Representation and modeling of charged particle distributions in tokamaks

Experimental diagnostics, analysis tools and simulations represent particle distributions in various forms and coordinates. Algorithms to manage these data are needed on platforms like the ITER Integrated Modeling & Analysis Suite (IMAS), performing tasks such as archiving, modeling, conversion and visualization. A method that accomplishes some of the required tasks for distributions of charged particles with arbitrarily large magnetic drifts in axisymmetric tokamak geometry is described here. Given a magnetic configuration, we first construct a database of guiding center orbits, which serves as a basis for representing particle distributions. The orbit database contains the geometric information needed to perform conversions between arbitrary coordinates, modeling tasks, and resonance analyses. Using that database, an imported or newly modeled distribution is mapped to an exact equilibrium, where the dimensionality is reduced to three constants of motion (CoM).
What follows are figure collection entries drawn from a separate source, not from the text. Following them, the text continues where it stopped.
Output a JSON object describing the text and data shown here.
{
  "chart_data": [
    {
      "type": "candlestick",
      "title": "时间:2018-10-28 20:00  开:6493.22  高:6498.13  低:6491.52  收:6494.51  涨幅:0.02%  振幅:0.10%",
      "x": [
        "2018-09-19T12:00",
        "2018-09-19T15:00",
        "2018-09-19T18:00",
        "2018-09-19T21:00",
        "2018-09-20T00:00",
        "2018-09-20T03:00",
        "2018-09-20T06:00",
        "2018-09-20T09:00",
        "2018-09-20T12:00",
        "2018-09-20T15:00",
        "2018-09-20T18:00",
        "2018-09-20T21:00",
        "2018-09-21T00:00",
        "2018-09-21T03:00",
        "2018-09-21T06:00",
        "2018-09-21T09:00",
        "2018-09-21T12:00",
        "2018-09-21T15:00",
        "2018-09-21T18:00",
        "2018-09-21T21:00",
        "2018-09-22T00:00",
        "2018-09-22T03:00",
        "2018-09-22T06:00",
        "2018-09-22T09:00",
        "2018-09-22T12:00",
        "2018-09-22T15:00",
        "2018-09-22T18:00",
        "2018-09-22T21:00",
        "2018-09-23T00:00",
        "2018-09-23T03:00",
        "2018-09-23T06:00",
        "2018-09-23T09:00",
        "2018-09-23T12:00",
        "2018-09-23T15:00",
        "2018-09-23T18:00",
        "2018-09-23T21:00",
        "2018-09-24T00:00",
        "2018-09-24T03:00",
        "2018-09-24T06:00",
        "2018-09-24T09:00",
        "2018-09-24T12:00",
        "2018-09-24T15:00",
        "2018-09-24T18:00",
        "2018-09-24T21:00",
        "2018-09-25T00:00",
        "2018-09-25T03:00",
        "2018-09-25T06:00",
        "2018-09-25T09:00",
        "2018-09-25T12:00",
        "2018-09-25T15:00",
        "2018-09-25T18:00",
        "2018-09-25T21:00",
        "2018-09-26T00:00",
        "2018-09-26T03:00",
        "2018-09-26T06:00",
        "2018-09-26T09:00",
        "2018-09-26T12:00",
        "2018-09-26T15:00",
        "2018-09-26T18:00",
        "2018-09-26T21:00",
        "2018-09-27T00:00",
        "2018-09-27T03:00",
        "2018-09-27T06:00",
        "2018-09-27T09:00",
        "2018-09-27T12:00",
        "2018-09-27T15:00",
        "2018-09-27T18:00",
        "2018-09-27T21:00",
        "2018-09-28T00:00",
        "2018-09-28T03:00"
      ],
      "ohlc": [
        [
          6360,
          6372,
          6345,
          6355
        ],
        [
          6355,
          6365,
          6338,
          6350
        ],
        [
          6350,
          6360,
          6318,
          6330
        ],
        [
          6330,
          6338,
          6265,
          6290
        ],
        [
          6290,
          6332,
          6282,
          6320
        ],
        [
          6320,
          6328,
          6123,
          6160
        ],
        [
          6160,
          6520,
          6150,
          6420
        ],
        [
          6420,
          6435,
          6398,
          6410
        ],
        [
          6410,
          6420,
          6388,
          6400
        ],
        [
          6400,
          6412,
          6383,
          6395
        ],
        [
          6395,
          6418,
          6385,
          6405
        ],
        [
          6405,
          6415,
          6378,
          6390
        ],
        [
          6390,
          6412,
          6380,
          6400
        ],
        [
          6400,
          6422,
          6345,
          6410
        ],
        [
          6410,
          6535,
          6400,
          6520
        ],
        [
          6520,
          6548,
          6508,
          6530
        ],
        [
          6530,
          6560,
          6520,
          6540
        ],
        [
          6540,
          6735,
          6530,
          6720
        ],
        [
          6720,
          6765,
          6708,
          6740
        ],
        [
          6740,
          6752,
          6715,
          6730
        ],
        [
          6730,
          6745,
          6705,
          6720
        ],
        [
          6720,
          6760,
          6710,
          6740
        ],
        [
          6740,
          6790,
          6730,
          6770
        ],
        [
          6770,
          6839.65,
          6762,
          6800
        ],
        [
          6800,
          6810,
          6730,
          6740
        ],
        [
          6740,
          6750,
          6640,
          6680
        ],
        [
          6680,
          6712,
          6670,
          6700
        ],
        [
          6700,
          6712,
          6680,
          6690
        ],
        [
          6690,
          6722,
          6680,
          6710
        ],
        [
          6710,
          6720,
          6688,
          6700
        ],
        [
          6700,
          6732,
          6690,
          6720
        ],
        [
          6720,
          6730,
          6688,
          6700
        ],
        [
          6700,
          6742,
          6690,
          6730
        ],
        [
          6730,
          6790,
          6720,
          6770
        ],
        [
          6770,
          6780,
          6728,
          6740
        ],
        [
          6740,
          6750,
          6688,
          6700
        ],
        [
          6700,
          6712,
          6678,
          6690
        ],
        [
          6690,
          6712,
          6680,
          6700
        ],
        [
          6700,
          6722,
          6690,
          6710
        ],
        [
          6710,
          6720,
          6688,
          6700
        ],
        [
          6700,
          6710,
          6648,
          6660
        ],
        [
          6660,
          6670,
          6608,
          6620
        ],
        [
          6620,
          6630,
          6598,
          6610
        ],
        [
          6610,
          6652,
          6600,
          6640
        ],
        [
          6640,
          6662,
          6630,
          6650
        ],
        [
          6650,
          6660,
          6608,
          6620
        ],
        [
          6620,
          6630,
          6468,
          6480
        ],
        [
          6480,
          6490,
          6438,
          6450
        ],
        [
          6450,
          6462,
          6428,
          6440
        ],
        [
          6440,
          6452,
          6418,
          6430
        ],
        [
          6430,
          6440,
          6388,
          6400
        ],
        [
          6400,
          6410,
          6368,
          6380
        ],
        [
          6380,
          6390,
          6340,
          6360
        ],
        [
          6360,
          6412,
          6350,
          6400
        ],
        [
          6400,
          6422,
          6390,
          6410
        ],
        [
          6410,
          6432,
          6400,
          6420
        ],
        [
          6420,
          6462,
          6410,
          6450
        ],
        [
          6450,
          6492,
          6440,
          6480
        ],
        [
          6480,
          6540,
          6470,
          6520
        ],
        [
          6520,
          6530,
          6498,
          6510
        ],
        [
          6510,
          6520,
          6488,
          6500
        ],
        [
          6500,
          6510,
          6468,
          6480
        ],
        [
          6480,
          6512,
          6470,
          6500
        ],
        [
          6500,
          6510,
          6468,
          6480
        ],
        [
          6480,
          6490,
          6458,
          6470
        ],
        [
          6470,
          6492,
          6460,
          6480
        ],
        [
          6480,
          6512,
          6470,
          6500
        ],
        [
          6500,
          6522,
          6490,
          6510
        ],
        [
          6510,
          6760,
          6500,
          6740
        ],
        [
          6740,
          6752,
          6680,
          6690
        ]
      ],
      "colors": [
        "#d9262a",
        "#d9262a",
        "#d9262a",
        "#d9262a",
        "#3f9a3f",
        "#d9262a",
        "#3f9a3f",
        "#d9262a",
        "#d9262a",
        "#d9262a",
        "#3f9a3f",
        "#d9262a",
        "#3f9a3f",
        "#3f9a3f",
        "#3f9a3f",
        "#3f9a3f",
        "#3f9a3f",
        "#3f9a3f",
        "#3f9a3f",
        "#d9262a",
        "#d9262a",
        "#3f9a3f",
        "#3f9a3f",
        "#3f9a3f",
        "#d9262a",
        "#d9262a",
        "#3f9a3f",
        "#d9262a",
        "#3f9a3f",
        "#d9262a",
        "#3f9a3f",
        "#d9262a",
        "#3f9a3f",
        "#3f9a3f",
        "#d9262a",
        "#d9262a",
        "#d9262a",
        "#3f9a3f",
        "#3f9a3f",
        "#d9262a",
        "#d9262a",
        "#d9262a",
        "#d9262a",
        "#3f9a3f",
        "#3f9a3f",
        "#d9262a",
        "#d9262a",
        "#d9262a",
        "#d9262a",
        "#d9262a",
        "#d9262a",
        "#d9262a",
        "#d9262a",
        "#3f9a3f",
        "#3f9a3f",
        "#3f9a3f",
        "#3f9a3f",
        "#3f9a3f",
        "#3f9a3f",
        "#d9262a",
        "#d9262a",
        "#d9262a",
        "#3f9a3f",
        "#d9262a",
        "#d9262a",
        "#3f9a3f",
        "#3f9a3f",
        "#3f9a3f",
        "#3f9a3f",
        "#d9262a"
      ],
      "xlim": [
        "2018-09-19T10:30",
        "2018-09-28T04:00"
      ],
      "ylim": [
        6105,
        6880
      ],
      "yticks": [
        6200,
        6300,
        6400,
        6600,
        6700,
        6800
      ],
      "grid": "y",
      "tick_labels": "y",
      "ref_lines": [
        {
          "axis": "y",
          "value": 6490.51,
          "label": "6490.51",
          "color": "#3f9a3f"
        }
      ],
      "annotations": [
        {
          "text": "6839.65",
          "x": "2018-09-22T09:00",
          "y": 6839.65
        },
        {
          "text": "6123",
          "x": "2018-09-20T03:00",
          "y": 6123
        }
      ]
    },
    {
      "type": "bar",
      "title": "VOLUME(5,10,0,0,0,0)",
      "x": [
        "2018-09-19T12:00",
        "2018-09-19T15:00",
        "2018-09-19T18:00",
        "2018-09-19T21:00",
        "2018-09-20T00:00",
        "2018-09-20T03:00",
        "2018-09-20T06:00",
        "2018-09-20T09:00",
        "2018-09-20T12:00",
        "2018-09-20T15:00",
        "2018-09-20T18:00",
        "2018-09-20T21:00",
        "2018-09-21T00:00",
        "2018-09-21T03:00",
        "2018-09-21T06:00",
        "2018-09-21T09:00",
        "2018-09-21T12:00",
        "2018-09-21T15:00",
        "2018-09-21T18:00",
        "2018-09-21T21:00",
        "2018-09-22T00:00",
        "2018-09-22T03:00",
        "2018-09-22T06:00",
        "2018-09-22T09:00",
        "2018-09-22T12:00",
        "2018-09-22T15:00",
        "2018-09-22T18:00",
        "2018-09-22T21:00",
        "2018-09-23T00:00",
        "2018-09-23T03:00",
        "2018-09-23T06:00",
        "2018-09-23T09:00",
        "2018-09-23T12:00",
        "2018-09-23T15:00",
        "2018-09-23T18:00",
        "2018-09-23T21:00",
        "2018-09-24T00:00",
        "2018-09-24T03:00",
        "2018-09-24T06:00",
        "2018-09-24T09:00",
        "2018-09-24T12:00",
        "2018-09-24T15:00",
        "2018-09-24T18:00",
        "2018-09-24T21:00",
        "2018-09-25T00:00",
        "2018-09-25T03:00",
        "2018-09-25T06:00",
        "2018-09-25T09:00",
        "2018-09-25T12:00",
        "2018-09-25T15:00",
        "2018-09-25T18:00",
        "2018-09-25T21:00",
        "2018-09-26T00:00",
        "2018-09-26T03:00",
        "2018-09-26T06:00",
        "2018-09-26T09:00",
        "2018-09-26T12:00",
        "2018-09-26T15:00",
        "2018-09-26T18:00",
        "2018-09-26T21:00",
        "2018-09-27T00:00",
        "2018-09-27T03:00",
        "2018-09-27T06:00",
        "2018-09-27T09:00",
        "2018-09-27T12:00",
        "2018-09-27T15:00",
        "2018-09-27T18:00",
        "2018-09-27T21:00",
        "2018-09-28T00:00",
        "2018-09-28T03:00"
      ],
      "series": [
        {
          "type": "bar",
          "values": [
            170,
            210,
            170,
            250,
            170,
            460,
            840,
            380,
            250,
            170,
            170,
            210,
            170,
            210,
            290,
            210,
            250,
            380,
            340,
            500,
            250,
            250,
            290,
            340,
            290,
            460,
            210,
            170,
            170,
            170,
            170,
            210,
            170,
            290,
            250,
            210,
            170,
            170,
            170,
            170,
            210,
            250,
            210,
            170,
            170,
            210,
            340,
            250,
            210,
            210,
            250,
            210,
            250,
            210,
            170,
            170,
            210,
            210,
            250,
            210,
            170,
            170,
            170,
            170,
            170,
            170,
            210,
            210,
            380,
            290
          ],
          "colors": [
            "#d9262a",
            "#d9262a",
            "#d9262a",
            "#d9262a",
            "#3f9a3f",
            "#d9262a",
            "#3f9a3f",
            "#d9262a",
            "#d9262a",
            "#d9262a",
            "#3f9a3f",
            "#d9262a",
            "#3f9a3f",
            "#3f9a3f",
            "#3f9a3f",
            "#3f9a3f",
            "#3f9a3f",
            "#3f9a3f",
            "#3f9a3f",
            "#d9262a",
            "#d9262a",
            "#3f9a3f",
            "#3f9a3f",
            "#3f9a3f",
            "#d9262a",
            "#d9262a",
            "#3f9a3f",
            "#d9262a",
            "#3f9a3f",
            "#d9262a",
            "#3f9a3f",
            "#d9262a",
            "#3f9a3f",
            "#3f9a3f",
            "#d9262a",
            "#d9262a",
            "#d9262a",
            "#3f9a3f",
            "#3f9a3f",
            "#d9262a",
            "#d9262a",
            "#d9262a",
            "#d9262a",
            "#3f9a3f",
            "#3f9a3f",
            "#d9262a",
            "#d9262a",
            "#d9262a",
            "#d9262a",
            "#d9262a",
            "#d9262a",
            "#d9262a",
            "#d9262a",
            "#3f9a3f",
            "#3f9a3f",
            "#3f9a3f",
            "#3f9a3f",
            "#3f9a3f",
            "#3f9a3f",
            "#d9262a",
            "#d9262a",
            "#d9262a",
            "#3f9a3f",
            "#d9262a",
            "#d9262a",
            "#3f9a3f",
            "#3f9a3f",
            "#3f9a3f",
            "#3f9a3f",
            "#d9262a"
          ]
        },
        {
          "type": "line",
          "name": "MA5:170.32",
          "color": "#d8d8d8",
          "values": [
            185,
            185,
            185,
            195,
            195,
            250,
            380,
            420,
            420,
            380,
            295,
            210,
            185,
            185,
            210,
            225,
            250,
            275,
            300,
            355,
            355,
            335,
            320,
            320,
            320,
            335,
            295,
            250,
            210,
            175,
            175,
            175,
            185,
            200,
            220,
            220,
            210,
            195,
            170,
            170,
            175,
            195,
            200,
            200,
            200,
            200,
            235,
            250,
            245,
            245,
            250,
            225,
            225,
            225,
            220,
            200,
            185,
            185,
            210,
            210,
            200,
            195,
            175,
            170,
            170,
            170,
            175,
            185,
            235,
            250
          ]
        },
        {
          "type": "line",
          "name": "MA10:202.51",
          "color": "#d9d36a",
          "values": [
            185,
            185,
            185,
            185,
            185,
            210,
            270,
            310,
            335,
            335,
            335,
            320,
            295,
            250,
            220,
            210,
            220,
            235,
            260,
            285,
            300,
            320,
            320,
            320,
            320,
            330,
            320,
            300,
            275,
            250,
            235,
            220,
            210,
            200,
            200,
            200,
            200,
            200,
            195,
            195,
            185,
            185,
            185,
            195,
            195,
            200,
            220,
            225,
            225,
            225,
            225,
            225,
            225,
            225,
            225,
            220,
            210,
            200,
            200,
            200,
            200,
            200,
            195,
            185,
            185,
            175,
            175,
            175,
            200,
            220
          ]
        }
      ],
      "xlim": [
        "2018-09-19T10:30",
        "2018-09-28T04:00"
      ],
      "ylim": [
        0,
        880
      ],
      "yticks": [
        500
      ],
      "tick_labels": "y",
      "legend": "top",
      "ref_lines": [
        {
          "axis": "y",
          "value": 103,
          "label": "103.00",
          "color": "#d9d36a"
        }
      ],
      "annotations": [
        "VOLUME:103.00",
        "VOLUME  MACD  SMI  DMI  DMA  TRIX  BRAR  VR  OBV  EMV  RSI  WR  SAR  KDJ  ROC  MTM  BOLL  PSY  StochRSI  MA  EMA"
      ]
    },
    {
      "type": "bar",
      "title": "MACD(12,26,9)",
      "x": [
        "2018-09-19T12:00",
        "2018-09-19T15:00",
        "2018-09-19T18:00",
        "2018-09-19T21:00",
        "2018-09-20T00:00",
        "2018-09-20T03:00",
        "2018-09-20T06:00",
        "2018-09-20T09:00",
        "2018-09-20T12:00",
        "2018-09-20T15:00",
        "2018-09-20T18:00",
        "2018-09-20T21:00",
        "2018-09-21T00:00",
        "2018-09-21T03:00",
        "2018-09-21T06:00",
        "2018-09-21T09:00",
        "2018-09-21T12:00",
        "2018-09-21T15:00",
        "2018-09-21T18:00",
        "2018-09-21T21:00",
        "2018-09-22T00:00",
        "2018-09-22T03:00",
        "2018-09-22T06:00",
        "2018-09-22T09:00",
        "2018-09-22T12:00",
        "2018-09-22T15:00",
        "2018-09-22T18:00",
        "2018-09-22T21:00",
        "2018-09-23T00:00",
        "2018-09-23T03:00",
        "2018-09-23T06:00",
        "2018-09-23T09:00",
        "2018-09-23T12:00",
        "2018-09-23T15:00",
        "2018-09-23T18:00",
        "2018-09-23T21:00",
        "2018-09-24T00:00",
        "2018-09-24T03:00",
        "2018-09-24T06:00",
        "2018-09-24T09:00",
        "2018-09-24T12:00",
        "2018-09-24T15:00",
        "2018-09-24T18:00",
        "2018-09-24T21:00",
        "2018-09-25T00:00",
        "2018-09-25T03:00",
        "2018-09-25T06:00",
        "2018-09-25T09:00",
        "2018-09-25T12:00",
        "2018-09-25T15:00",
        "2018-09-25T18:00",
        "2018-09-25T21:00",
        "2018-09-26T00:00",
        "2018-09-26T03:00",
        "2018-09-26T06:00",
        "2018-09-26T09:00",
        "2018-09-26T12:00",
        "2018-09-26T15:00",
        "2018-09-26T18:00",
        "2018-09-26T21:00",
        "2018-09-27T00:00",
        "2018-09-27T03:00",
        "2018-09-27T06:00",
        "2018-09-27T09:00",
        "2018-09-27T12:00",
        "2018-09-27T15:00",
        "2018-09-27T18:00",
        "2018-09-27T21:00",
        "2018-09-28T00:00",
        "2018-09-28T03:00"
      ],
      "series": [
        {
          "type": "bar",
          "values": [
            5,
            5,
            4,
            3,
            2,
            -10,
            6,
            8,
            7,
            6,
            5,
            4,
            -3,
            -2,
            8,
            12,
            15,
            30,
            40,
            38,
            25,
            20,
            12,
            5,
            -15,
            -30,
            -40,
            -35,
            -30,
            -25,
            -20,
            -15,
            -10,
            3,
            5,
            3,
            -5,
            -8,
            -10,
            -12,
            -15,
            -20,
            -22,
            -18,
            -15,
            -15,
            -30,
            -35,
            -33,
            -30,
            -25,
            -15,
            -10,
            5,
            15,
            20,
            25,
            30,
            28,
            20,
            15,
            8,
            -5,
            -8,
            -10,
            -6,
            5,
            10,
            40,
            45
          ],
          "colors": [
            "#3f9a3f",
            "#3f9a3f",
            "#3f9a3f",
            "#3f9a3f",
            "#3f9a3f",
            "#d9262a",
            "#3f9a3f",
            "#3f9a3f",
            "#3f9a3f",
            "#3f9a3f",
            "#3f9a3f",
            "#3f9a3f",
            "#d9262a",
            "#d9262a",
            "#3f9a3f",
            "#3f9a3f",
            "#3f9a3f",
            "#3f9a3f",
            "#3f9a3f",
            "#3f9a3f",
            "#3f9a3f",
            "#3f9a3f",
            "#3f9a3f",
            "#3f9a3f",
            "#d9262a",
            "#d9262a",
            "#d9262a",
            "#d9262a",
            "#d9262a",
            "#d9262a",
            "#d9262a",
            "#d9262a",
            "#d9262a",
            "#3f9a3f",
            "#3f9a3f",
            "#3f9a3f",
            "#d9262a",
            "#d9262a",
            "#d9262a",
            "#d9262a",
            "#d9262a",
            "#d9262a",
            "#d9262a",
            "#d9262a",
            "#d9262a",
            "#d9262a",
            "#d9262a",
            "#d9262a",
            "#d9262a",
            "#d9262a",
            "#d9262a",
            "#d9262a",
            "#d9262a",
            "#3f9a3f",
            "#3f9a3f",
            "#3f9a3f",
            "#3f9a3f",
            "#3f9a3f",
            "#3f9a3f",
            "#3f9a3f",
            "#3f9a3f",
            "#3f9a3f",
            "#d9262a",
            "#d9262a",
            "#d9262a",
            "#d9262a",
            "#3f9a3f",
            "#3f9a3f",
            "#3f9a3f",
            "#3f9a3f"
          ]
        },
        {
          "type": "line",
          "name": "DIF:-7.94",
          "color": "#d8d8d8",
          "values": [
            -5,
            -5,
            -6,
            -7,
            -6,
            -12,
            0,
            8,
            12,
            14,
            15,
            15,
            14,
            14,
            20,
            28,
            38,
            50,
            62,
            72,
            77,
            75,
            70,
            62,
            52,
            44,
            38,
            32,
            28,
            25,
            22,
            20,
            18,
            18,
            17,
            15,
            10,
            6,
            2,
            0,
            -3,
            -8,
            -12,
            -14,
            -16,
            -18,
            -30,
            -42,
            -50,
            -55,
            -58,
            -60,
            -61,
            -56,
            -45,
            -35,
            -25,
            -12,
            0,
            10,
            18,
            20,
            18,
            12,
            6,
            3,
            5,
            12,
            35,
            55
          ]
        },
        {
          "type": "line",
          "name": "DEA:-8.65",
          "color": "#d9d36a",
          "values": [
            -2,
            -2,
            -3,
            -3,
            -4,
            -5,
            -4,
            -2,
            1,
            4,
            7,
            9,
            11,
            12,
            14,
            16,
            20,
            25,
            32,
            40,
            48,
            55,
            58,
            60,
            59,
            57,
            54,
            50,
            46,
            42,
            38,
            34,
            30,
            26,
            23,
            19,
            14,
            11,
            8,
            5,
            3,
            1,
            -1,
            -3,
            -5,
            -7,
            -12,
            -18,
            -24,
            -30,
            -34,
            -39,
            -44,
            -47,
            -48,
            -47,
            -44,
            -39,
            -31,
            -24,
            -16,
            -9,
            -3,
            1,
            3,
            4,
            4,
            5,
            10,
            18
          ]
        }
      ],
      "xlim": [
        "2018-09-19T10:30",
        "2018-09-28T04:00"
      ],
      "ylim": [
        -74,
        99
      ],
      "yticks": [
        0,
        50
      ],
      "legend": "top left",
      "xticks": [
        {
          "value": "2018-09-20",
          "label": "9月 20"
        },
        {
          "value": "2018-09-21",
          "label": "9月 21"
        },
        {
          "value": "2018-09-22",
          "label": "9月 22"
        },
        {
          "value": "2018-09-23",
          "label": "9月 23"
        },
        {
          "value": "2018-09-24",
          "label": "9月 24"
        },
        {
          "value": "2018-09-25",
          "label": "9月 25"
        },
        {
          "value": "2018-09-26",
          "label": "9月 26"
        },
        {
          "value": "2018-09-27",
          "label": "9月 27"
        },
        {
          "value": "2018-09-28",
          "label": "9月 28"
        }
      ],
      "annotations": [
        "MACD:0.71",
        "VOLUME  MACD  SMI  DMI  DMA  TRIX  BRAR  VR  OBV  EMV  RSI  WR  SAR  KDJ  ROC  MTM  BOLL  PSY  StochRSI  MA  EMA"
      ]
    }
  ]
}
The orbit weight is uniquely given when the input is a true distribution: one that measures the number of physical particles per unit of phase space volume. Less ideal inputs, such as distributions estimated without drifts, or models of particle sources, can also be processed. As an application example, we reconstruct the drift-induced features of a distribution of fusion-born alpha particles in a large tokamak, given only a birth profile, which is not a function of the alpha's CoM. Repeated back-and-forth transformations between CoM space and energy-pitch-cylinder coordinates are performed for verification and as a proof of principle for IMAS.